What AI looks like internally
The mission of OpenAI and many other researchers is to develop Artificial General Intelligence (AGI). Definitions vary, but AGI usually means something like being able to do any intelligence task as well as humans. Individual research teams are working to make AI medical diagnosticians, scientific researchers, therapists, and any other professional you can think of.
This isn’t a new objective, but the approach used recently is new. Researchers used to take a narrow task, collect examples of that task, and train a custom AI to do only that task. Big Blue that defeated Kasparov at chess, the Facebook relevance feed, Google Translate, and any other AI prior to 2021 was developed specifically for that individual task. I’ve worked on many of these narrow AI features. This is being replaced by training one AI that can do most things.
Ever since GPT-3 was shown to be instructable – can be given a task through sending it a chat message – a different approach has taken over. Most AI research now is about training single models that are more and more capable at every task. The same GPT-4 model can now be a diagnostician, researcher, therapist, and more. We no longer need to train individual AI models for individual tasks; a single Large Language Model (LLM) seems to be able to do nearly any of them.

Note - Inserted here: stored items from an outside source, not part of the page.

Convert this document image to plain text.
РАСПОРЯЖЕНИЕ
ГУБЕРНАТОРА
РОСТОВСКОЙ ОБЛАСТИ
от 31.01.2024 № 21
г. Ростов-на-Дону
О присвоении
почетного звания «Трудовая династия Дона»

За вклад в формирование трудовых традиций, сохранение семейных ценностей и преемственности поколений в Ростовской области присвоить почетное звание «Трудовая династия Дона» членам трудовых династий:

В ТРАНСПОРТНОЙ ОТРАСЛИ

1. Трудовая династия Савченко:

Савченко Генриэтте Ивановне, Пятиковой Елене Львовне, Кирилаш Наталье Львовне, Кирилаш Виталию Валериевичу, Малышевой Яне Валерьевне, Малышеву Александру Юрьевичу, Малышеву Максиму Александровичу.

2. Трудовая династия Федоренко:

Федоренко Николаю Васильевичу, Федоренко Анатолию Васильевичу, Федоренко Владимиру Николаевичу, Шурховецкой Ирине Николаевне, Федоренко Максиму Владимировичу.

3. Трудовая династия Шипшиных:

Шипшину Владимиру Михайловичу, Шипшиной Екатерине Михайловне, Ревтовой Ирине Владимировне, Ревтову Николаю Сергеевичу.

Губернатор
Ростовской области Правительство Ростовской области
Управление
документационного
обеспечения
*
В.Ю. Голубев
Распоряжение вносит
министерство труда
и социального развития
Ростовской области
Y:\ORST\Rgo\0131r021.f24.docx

An LLM consists of the Transformers algorithm and a matrix of numbers. The basic Transformers inference algorithm can be implemented in just 50 lines of code. Meanwhile, the matrix consists of 1 trillion or more numbers. Somewhere in those trillion numbers is a diagnosis for your medical symptoms and advice on being happier. I believe it also contains new scientific breakthroughs.
New Knowledge?
I argue that the matrix of numbers can create new knowledge, even though it was created from existing human knowledge. This is because no one person knows everything, much of science is recombining existing work, and it turns out these AIs can reason.

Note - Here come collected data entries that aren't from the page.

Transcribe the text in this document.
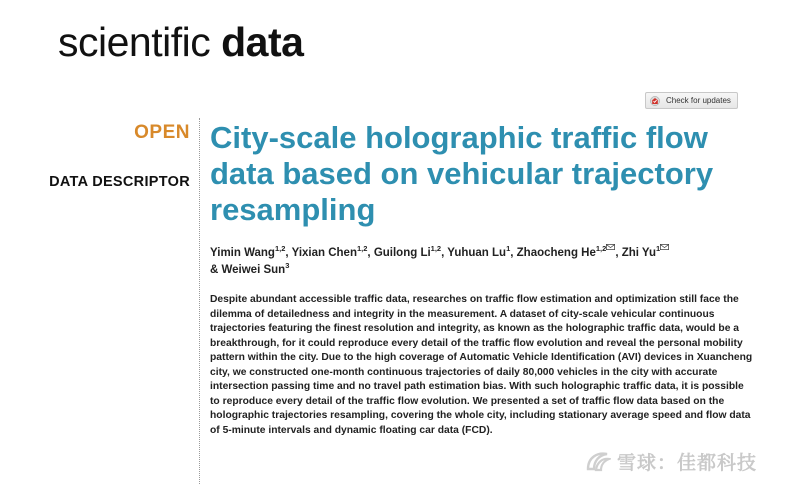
scientific data
Check for updates
OPEN
DATA DESCRIPTOR
City-scale holographic traffic flow data based on vehicular trajectory resampling
Yimin Wang$^{1,2}$, Yixian Chen$^{1,2}$, Guilong Li$^{1,2}$, Yuhuan Lu$^1$, Zhaocheng He$^{1,2}$ , Zhi Yu$^1$
& Weiwei Sun$^3$

Despite abundant accessible traffic data, researches on traffic flow estimation and optimization still face the dilemma of detailedness and integrity in the measurement. A dataset of city-scale vehicular continuous trajectories featuring the finest resolution and integrity, as known as the holographic traffic data, would be a breakthrough, for it could reproduce every detail of the traffic flow evolution and reveal the personal mobility pattern within the city. Due to the high coverage of Automatic Vehicle Identification (AVI) devices in Xuancheng city, we constructed one-month continuous trajectories of daily 80,000 vehicles in the city with accurate intersection passing time and no travel path estimation bias. With such holographic traffic data, it is possible to reproduce every detail of the traffic flow evolution. We presented a set of traffic flow data based on the holographic trajectories resampling, covering the whole city, including stationary average speed and flow data of 5-minute intervals and dynamic floating car data (FCD).

雪球：佳都科技
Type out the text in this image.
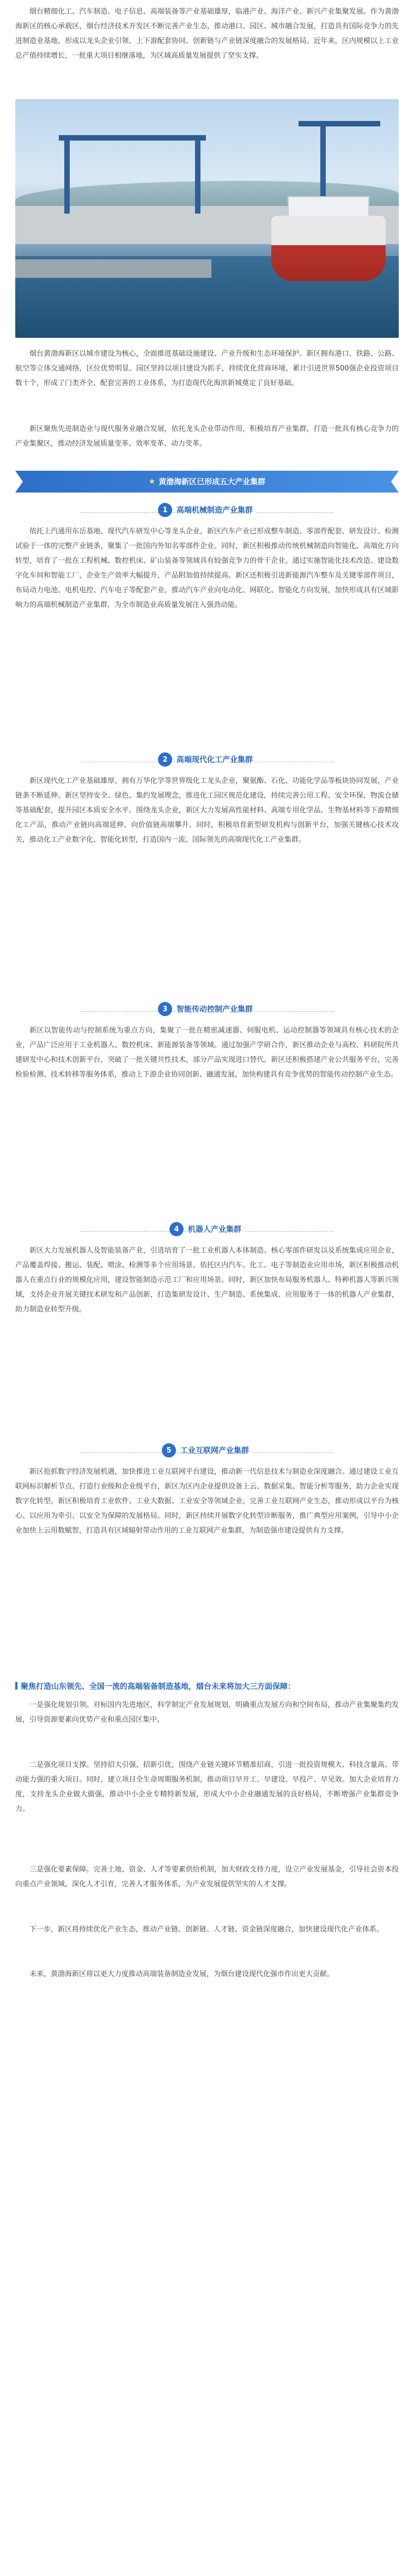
烟台精细化工、汽车制造、电子信息、高端装备等产业基础雄厚，临港产业、海洋产业、新兴产业集聚发展。作为黄渤海新区的核心承载区，烟台经济技术开发区不断完善产业生态，推动港口、园区、城市融合发展，打造具有国际竞争力的先进制造业基地，形成以龙头企业引领、上下游配套协同、创新链与产业链深度融合的发展格局。近年来，区内规模以上工业总产值持续增长，一批重大项目相继落地，为区域高质量发展提供了坚实支撑。

烟台黄渤海新区以城市建设为核心，全面推进基础设施建设、产业升级和生态环境保护。新区拥有港口、铁路、公路、航空等立体交通网络，区位优势明显。园区坚持以项目建设为抓手，持续优化营商环境，累计引进世界500强企业投资项目数十个，形成了门类齐全、配套完善的工业体系，为打造现代化海滨新城奠定了良好基础。

新区聚焦先进制造业与现代服务业融合发展，依托龙头企业带动作用，积极培育产业集群，打造一批具有核心竞争力的产业集聚区，推动经济发展质量变革、效率变革、动力变革。

★ 黄渤海新区已形成五大产业集群
1	高端机械制造产业集群

依托上汽通用东岳基地、现代汽车研发中心等龙头企业，新区汽车产业已形成整车制造、零部件配套、研发设计、检测试验于一体的完整产业链条，聚集了一批国内外知名零部件企业。同时，新区积极推动传统机械制造向智能化、高端化方向转型，培育了一批在工程机械、数控机床、矿山装备等领域具有较强竞争力的骨干企业。通过实施智能化技术改造、建设数字化车间和智能工厂，企业生产效率大幅提升，产品附加值持续提高。新区还积极引进新能源汽车整车及关键零部件项目，布局动力电池、电机电控、汽车电子等配套产业，推动汽车产业向电动化、网联化、智能化方向发展，加快形成具有区域影响力的高端机械制造产业集群，为全市制造业高质量发展注入强劲动能。

2	高端现代化工产业集群

新区现代化工产业基础雄厚，拥有万华化学等世界级化工龙头企业，聚氨酯、石化、功能化学品等板块协同发展，产业链条不断延伸。新区坚持安全、绿色、集约发展理念，推进化工园区规范化建设，持续完善公用工程、安全环保、物流仓储等基础配套，提升园区本质安全水平。围绕龙头企业，新区大力发展高性能材料、高端专用化学品、生物基材料等下游精细化工产品，推动产业链向高端延伸、向价值链高端攀升。同时，积极培育新型研发机构与创新平台，加强关键核心技术攻关，推动化工产业数字化、智能化转型，打造国内一流、国际领先的高端现代化工产业集群。

3	智能传动控制产业集群

新区以智能传动与控制系统为重点方向，集聚了一批在精密减速器、伺服电机、运动控制器等领域具有核心技术的企业，产品广泛应用于工业机器人、数控机床、新能源装备等领域。通过加强产学研合作，新区推动企业与高校、科研院所共建研发中心和技术创新平台，突破了一批关键共性技术，部分产品实现进口替代。新区还积极搭建产业公共服务平台，完善检验检测、技术转移等服务体系，推动上下游企业协同创新、融通发展，加快构建具有竞争优势的智能传动控制产业生态。

4	机器人产业集群

新区大力发展机器人及智能装备产业，引进培育了一批工业机器人本体制造、核心零部件研发以及系统集成应用企业，产品覆盖焊接、搬运、装配、喷涂、检测等多个应用场景。依托区内汽车、化工、电子等制造业应用市场，新区积极推动机器人在重点行业的规模化应用，建设智能制造示范工厂和应用场景。同时，新区加快布局服务机器人、特种机器人等新兴领域，支持企业开展关键技术研发和产品创新，打造集研发设计、生产制造、系统集成、应用服务于一体的机器人产业集群，助力制造业转型升级。

5	工业互联网产业集群

新区抢抓数字经济发展机遇，加快推进工业互联网平台建设，推动新一代信息技术与制造业深度融合。通过建设工业互联网标识解析节点、打造行业级和企业级平台，新区为区内企业提供设备上云、数据采集、智能分析等服务，助力企业实现数字化转型。新区积极培育工业软件、工业大数据、工业安全等领域企业，完善工业互联网产业生态，推动形成以平台为核心、以应用为牵引、以安全为保障的发展格局。同时，新区持续开展数字化转型诊断服务，推广典型应用案例，引导中小企业加快上云用数赋智，打造具有区域辐射带动作用的工业互联网产业集群，为制造强市建设提供有力支撑。

聚焦打造山东领先、全国一流的高端装备制造基地，烟台未来将加大三方面保障：

一是强化规划引领。对标国内先进地区，科学制定产业发展规划，明确重点发展方向和空间布局，推动产业集聚集约发展，引导资源要素向优势产业和重点园区集中。

二是强化项目支撑。坚持招大引强、招新引优，围绕产业链关键环节精准招商，引进一批投资规模大、科技含量高、带动能力强的重大项目。同时，建立项目全生命周期服务机制，推动项目早开工、早建设、早投产、早见效。加大企业培育力度，支持龙头企业做大做强，推动中小企业专精特新发展，形成大中小企业融通发展的良好格局，不断增强产业集群竞争力。

三是强化要素保障。完善土地、资金、人才等要素供给机制，加大财政支持力度，设立产业发展基金，引导社会资本投向重点产业领域。深化人才引育，完善人才服务体系，为产业发展提供坚实的人才支撑。

下一步，新区将持续优化产业生态，推动产业链、创新链、人才链、资金链深度融合，加快建设现代化产业体系。

未来，黄渤海新区将以更大力度推动高端装备制造业发展，为烟台建设现代化强市作出更大贡献。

As the matrix of numbers becomes larger, it contains an increasing fraction of the world’s important knowledge. All scientific research, all books, pop culture trivia, and more are represented in these numbers. It may not know what I had for breakfast this morning, but it does know about my work with Copilot for Microsoft 365, and even anything interesting that I write on this blog.
That knowledge can be recombined in new ways to create new insights. As an example of combining existing knowledge to create new knowledge, consider Behavioral Economics. It’s a hot scientific field right now, as a combination of psychology and economics. It was created as a collaboration between Daniel Kahneman and Amos Traversky’s knowledge of psychology and Richard Thaler’s knowledge of economics. Applying this combination has led to many breakthroughs, even though both fields were established already. There’s much more opportunity to do this. New scientific knowledge also needs to be proven, however. Although models cannot themselves effectuate real world experiments, it turns out that models can simulate human behavioral experiments with fair results. I believe upcoming AI will help us identify new combinations of knowledge that have important results in the world.

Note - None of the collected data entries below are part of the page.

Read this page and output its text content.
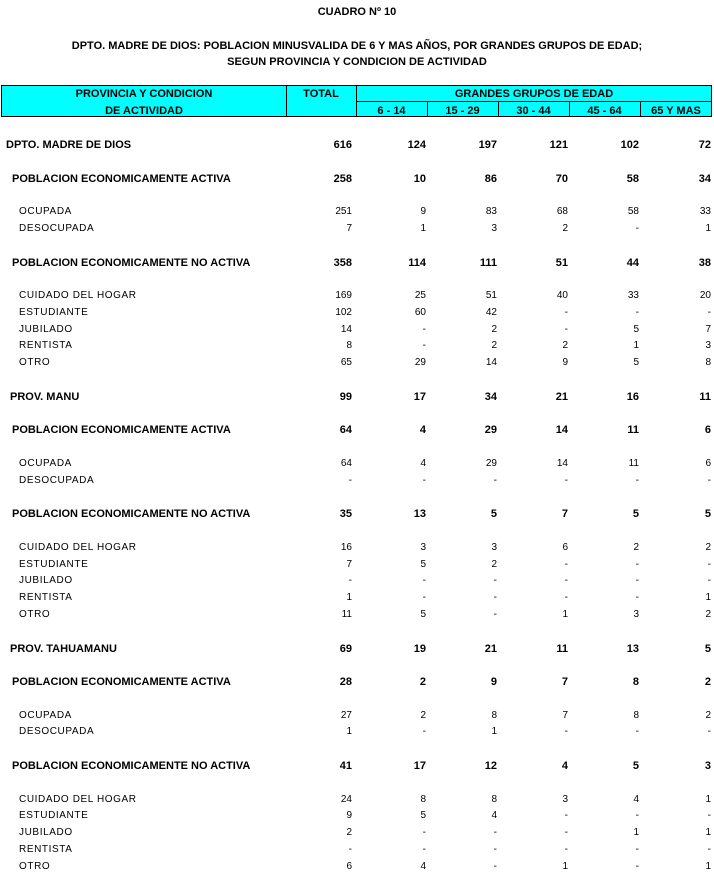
CUADRO Nº 10
DPTO. MADRE DE DIOS: POBLACION MINUSVALIDA DE 6 Y MAS AÑOS, POR GRANDES GRUPOS DE EDAD;
SEGUN PROVINCIA Y CONDICION DE ACTIVIDAD
PROVINCIA Y CONDICION
DE ACTIVIDAD
TOTAL	GRANDES GRUPOS DE EDAD
6 - 14	15 - 29	30 - 44	45 - 64	65 Y MAS
DPTO. MADRE DE DIOS	616	124	197	121	102	72
POBLACION ECONOMICAMENTE ACTIVA	258	10	86	70	58	34
OCUPADA	251	9	83	68	58	33
DESOCUPADA	7	1	3	2	-	1
POBLACION ECONOMICAMENTE NO ACTIVA	358	114	111	51	44	38
CUIDADO DEL HOGAR	169	25	51	40	33	20
ESTUDIANTE	102	60	42	-	-	-
JUBILADO	14	-	2	-	5	7
RENTISTA	8	-	2	2	1	3
OTRO	65	29	14	9	5	8
PROV. MANU	99	17	34	21	16	11
POBLACION ECONOMICAMENTE ACTIVA	64	4	29	14	11	6
OCUPADA	64	4	29	14	11	6
DESOCUPADA	-	-	-	-	-	-
POBLACION ECONOMICAMENTE NO ACTIVA	35	13	5	7	5	5
CUIDADO DEL HOGAR	16	3	3	6	2	2
ESTUDIANTE	7	5	2	-	-	-
JUBILADO	-	-	-	-	-	-
RENTISTA	1	-	-	-	-	1
OTRO	11	5	-	1	3	2
PROV. TAHUAMANU	69	19	21	11	13	5
POBLACION ECONOMICAMENTE ACTIVA	28	2	9	7	8	2
OCUPADA	27	2	8	7	8	2
DESOCUPADA	1	-	1	-	-	-
POBLACION ECONOMICAMENTE NO ACTIVA	41	17	12	4	5	3
CUIDADO DEL HOGAR	24	8	8	3	4	1
ESTUDIANTE	9	5	4	-	-	-
JUBILADO	2	-	-	-	1	1
RENTISTA	-	-	-	-	-	-
OTRO	6	4	-	1	-	1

Finally, researchers discovered that when you ask a language model to output its “thinking,” it can create and follow new reasoning. The building blocks of reasoning come from human logic, but there’s always new questions to reason over. If a language model can reason new thoughts on any question, building from the sum of useful human knowledge, define experiments (and sometimes run them), it’s performing science and creating brand new knowledge.
The Final Invention
We may still need humans to identify the problems to solve, but a sufficiently advanced AI will be able to write the answer or design the machine that performs the work. An AI that can do this is then the last thing we need to invent; we would call it an Artificial General Intelligence. Quite recently, it seems we know the shape this AGI may take.
The final invention we need is a giant matrix of numbers, maybe 10 million or more to a side. All that’s left to do is figure out what order to arrange those numbers in! It’s a hard problem, but we are rocketing towards this result. We won’t know ourselves what any individual numbers mean, but in combination, these numbers can answer any question we have as a species.